My grandfather on my mother's side was Walter ('Walt') Pankhurst (1892-1952), a chargehand at Manfield's shoe factory. During the war, he and my grandmother lived in Abington, having moved to Wheatfield Road South from Dover Street at some time around the start of the war.
He had had an allotment for many years, on which he grew vegetables and, in particular, marrows. He was very proud of his marrows, and often gave them away. I am sure there were too many for the immediate family to eat.
He died when I was five, but I remember distinctly over at least a couple of summers being shown marrows with my first name on them. I was fascinated by this evidence of the extraordinary powers of my grandfather, who was also no mean hand at card tricks and other 'magic' that fooled a five-year-old. Because of the magic, I also remember his nicotine-stained fingers. He was a heavy smoker, but in those days that was nothing out of the ordinary. He had only his thumb and two fingers on his right hand, the other fingers having been lost to a Turkish bullet in the Great War.
My father disliked marrow and my mother never cooked it at our house. Some years later, a neighbour gave her a marrow and when I saw it lying on the worktop in the kitchen I had my own Proustian moment when memories of my grandfather and his tricks flooded back. I asked her then about my name on the marrows.
The answer was rather a let-down but I suppose it was obvious. He scratched my name with a bodkin on the very young marrow, and as it grew, the name grew with it and became a large printed word on the side of the mature marrow. I was his first grandchild and I suppose his trick with my name was evidence of grandfatherly pride. He did not live to see any of his other grandchildren.
What has this to do with the war? The answer is, my grandfather's marrows were disappearing from the allotment. This had never happened before the war but it started in the dark days of 1940 or 1941. To begin with, he thought he might have miscounted, but after a time it became undeniable that they were being stolen. My grandfather was prepared to Dig for Victory but he was, to use his expression, "blowed if he was going to provide for them as don't grow it thisselves" (said my mother). I suppose he could have mounted an all-night vigil every night, but that must have seemed excessive for the sake of one marrow every few days. In the event, a friend and fellow marrow fancier showed him the trick of writing on the young marrow. After harvesting all the marrows that had reached a reasonable size, he inscribed the little ones that were left, and over the next few days continued to do so as new growths reached a certain size. His friend had said he would have to lose one more marrow.

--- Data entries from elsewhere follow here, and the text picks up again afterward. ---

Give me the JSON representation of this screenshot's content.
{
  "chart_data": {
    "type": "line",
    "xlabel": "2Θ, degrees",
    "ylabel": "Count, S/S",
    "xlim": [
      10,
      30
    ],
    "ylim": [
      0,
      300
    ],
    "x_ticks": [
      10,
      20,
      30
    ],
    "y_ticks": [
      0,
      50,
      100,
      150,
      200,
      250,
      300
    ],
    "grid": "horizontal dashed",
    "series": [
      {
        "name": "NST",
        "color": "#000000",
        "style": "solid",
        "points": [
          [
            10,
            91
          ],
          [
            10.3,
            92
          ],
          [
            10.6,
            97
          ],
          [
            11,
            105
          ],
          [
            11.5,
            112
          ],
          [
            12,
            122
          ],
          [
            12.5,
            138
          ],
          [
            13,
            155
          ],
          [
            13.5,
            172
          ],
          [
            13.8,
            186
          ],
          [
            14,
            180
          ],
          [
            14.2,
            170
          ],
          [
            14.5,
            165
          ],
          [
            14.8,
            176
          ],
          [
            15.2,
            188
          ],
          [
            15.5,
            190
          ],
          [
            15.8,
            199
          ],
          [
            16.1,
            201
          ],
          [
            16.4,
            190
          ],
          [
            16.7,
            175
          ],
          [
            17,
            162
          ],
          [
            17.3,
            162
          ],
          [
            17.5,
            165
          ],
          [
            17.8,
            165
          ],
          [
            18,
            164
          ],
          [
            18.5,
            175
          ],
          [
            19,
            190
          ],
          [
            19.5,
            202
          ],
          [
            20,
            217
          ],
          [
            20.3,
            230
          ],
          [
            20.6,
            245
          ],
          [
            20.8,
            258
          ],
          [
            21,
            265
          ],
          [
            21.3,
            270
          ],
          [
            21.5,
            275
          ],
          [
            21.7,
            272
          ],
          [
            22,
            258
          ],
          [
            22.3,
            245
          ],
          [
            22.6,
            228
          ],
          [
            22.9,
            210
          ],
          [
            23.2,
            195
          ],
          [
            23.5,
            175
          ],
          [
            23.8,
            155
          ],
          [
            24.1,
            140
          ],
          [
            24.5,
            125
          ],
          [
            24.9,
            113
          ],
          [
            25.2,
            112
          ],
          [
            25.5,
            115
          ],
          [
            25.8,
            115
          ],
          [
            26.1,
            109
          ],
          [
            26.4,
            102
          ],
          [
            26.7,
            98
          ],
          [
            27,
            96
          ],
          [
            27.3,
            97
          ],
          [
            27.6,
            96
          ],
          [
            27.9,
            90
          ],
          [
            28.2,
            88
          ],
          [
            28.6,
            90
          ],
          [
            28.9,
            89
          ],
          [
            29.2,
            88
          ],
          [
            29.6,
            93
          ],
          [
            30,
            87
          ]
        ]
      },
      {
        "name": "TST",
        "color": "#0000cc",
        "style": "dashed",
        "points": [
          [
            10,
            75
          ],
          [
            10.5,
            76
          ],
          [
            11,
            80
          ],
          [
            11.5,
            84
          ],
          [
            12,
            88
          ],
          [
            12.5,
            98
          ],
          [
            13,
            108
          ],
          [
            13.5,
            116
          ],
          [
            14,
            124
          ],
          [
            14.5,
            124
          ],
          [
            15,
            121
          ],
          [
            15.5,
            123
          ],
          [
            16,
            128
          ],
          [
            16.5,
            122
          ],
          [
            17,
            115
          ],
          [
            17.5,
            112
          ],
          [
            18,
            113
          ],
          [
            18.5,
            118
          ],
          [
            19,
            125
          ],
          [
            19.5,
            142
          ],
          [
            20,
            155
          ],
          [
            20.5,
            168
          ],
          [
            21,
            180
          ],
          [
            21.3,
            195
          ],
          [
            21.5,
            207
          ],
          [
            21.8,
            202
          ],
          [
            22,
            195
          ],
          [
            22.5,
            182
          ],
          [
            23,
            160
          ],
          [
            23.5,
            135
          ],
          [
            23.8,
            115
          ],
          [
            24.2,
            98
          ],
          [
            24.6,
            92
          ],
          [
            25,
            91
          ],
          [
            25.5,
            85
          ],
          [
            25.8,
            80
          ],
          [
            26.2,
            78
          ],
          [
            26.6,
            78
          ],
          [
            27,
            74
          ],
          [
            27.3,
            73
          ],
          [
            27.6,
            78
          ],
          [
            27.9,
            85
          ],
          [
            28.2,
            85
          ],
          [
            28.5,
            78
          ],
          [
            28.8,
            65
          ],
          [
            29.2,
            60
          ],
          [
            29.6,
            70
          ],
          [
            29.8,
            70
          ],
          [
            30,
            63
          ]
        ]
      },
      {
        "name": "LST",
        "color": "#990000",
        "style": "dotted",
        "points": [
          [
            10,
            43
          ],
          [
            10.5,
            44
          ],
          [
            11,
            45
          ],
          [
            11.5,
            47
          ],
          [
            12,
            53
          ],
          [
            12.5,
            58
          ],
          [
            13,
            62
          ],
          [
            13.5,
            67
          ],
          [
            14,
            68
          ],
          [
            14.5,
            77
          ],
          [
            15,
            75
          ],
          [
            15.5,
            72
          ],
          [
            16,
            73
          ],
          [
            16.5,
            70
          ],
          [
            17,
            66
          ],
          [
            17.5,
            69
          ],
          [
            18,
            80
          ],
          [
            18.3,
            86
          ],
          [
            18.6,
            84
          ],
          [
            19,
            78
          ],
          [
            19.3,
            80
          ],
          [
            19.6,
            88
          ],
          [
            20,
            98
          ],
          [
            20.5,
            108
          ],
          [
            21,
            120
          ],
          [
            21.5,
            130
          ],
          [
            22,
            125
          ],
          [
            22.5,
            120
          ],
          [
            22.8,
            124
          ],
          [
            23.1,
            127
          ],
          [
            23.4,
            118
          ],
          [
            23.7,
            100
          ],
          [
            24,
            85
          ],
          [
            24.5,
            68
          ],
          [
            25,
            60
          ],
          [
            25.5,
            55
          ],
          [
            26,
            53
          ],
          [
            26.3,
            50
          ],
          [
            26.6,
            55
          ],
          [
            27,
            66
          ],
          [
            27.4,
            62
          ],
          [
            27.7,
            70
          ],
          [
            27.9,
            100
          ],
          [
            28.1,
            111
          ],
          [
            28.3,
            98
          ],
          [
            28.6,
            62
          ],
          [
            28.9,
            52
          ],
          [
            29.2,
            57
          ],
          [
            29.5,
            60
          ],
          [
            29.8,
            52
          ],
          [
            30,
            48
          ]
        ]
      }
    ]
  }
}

And so it transpired. Two or three weeks later, when the marrows had swelled, he noticed that the biggest one had disappeared. Presumably the perpetrator pinched it after dark, took it home, and was embarrassed in front of his family when the inscription was seen on it.
My grandfather never lost another marrow.
I do not know where his allotment was, but when I went to his house and he was out, my grandmother would always say he was "down the lotment". Everyone spoke of "a lotment", "the lotment", never "an allotment" or "the allotment". I have a memory of having allotments in Billing Road pointed out to me - but that may be a false memory. Certainly, wherever it was, he would cycle there. It was being drenched in a summer storm while cycling home that brought on the pneumonia that swiftly killed him, but from a modern perspective, I cannot help thinking all those fags must have taken their toll.